Mit freundlichen Grüßen,
Rechtsanwalt Matthias Juhre.
Ergänzung zu den obigen Ausführungen:
Die Illegalität im Rahmen des Bestandsschutzes will ich noch genauer erläutern: Wichtig ist die Unterscheidung zwischen materieller und formeller Illegalität. Formell illegal ist ein Bauvorhaben, für das eine notwendige Genehmigung nicht erteilt wurde. Materiell illegal ist ein Bauvorhaben, das nicht genehmigungsfähig ist, weil materiell-rechtliche Bauvorschriften entgegen stehen. In Ihrem Fall gehe ich davon aus, dass vor allem die Baugenehmigung fehlte. Das bedeutet zunächst nicht zwingend, dass kein Bestandsschutz gilt. Aus diesem Grund kann eine genauere Prüfung angezeigt sein, denn auch ein formell illegales Vorhaben kann Bestandsschutz genießen, wenn es über einen gewissen Zeitraum in der Vergangenheit materiell legal, also genehmigungsfähig, gewesen ist.

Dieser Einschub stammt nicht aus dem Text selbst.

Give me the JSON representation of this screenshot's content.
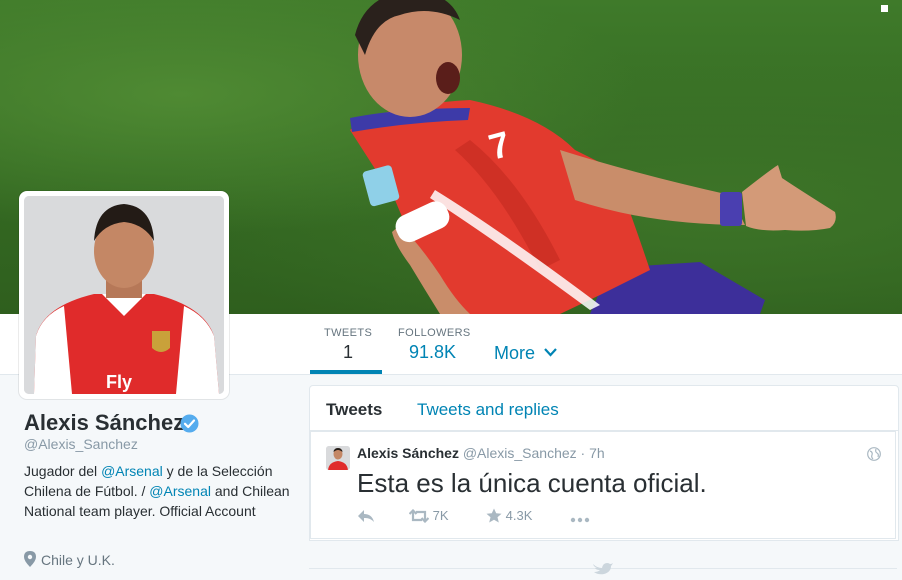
{
  "profile": {
    "name": "Alexis Sánchez",
    "handle": "@Alexis_Sanchez",
    "bio": {
      "p1": "Jugador del ",
      "link1": "@Arsenal",
      "p2": " y de la Selección Chilena de Fútbol. / ",
      "link2": "@Arsenal",
      "p3": " and Chilean National team player.   Official Account"
    },
    "location": "Chile y U.K.",
    "avatar_shirt_text": "Fly"
  },
  "nav": {
    "tweets_label": "TWEETS",
    "tweets_count": "1",
    "followers_label": "FOLLOWERS",
    "followers_count": "91.8K",
    "more_label": "More"
  },
  "timeline": {
    "tabs": [
      "Tweets",
      "Tweets and replies"
    ],
    "active_tab": "Tweets",
    "tweet": {
      "author_name": "Alexis Sánchez",
      "author_handle": "@Alexis_Sanchez",
      "time": "· 7h",
      "text": "Esta es la única cuenta oficial.",
      "retweets": "7K",
      "favorites": "4.3K"
    }
  },
  "colors": {
    "link_blue": "#0084b4",
    "verified_blue": "#55acee",
    "text_dark": "#292f33",
    "text_muted": "#8899a6",
    "banner_green": "#3a7427",
    "jersey_red": "#e23a2e"
  },
  "icons": [
    "verified-icon",
    "location-pin-icon",
    "chevron-down-icon",
    "globe-icon",
    "reply-icon",
    "retweet-icon",
    "favorite-star-icon",
    "more-dots-icon",
    "twitter-bird-icon"
  ]
}
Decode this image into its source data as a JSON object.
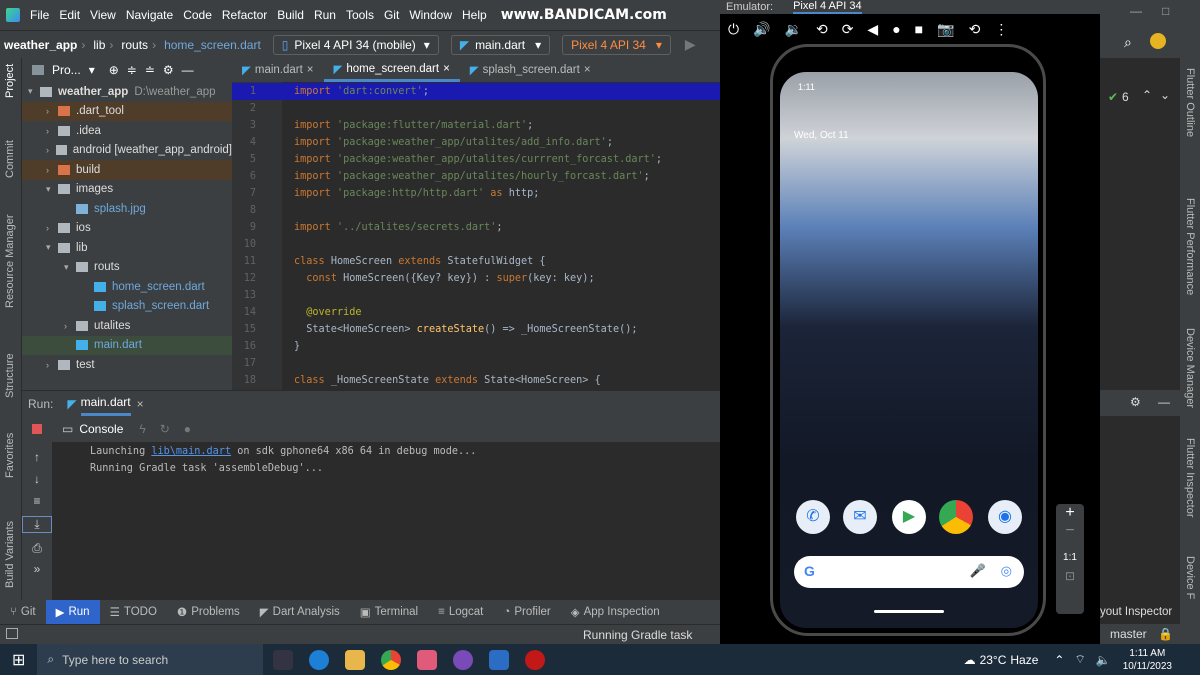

Allerdings ist zu beachten: Ein etwaiger Bestandsschutz geht jedenfalls dann verloren, wenn Funktion und Nutzung aufgegeben oder wesentlich geändert werden. In Ihrem Fall kann also bereits die Umstellung von gewerblicher Nutzung auf Nutzung als Wohnraum einer nachträglichen Legalisierung entgegen stehen. Das Bundesverwaltungsgericht hat grundsätzlich entschieden, dass sich aus dem Bestandsschutz, den eine bauliche Anlage wegen einer bestimmten Funktion genießt, sich nichts zugunsten einer Änderung dieser Funktion herleiten lässt. Für Ihren Fall bedeutet das: Selbst wenn die Fenster im Rahmen der gewerblichen Nutzung Bestandsschutz genießen würden, dann würde diese Privilegierung nicht auf die Wohnraumnutzung fortwirken.
Es bleibt daher wohl bei dem bereits oben genannten Ergebnis, dass eine nachträgliche Legalisierung eher nicht in Betracht kommt. Bitte beachten Sie trotzdem, dass diese erste Einschätzung keinesfalls die eingehende Prüfung anhand sämtlicher Unterlagen ersetzen kann.
Mit freundlichen Grüßen,
Rechtsanwalt Matthias Juhre.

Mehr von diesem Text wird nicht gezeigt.